Ангел молчал — страница 15 из 27

— В чем-то богач, а в чем-то бедняк! — смеясь, заметил доктор и погасил сигарету.

Монахиня взглянула на него неодобрительно и сокрушенно покачала головой:

— Вам лучше остаться здесь, переливание крови назначено на десять, не так ли?

— Так, — кивнул доктор, — а по мне, можно и сейчас начать. Вы завтракали?

— Нет, — ответила Регина.

— Нельзя ли дать фройляйн немного поесть?

— Нет, — отрезала монахиня. — Это исключено. — Ее огромный чепец энергично закачался.

— Может быть, как небольшой аванс в счет оплаты, а? Будет нехорошо, если ей станет дурно во время переливания.

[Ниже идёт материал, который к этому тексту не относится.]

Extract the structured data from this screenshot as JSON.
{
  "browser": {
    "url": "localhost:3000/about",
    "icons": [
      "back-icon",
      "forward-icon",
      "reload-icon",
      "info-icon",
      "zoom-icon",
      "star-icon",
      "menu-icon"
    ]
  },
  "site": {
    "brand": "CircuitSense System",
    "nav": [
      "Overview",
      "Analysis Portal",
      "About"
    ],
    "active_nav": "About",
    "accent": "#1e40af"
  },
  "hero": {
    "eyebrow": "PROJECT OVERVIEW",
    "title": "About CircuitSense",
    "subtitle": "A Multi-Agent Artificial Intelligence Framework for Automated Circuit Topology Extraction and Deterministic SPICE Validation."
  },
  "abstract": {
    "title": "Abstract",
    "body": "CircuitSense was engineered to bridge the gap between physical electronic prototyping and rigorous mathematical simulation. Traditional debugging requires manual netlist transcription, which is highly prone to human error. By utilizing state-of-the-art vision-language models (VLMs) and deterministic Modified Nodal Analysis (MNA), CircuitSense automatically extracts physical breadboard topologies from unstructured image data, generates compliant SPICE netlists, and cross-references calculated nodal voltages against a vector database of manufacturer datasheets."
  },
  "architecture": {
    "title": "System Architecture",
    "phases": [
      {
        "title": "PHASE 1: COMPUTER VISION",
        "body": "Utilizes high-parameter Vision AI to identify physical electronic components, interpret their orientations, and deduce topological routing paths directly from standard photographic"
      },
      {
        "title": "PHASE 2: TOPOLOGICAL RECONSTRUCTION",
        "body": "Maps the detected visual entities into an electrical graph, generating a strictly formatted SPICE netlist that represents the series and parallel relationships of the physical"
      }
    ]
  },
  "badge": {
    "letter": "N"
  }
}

— Но это в самом деле невозможно, — возразила монахиня. — Уж поверьте мне. Ведь оплата производится в марках, и к тому же не нами, а экономическим управлением, фройляйн получит у нас только справку.

Доктор пожал плечами:

— Тогда, вероятно, лучше взять кровь у молодого человека из палаты «А», он хоть немного поел.

— Нет-нет! — поспешно вмешалась Регина.

Врач и сестра удивленно взглянули на нее.

— В чем дело? — спросил доктор.

— Я непременно хочу это сделать… Я не упаду в обморок…

— Ну что ж, как вам будет угодно. А вы что скажете, сестрица?

Монахиня пожала плечами.

— Тогда, значит, начнем.

Когда монахиня вышла из комнаты, он опять закурил.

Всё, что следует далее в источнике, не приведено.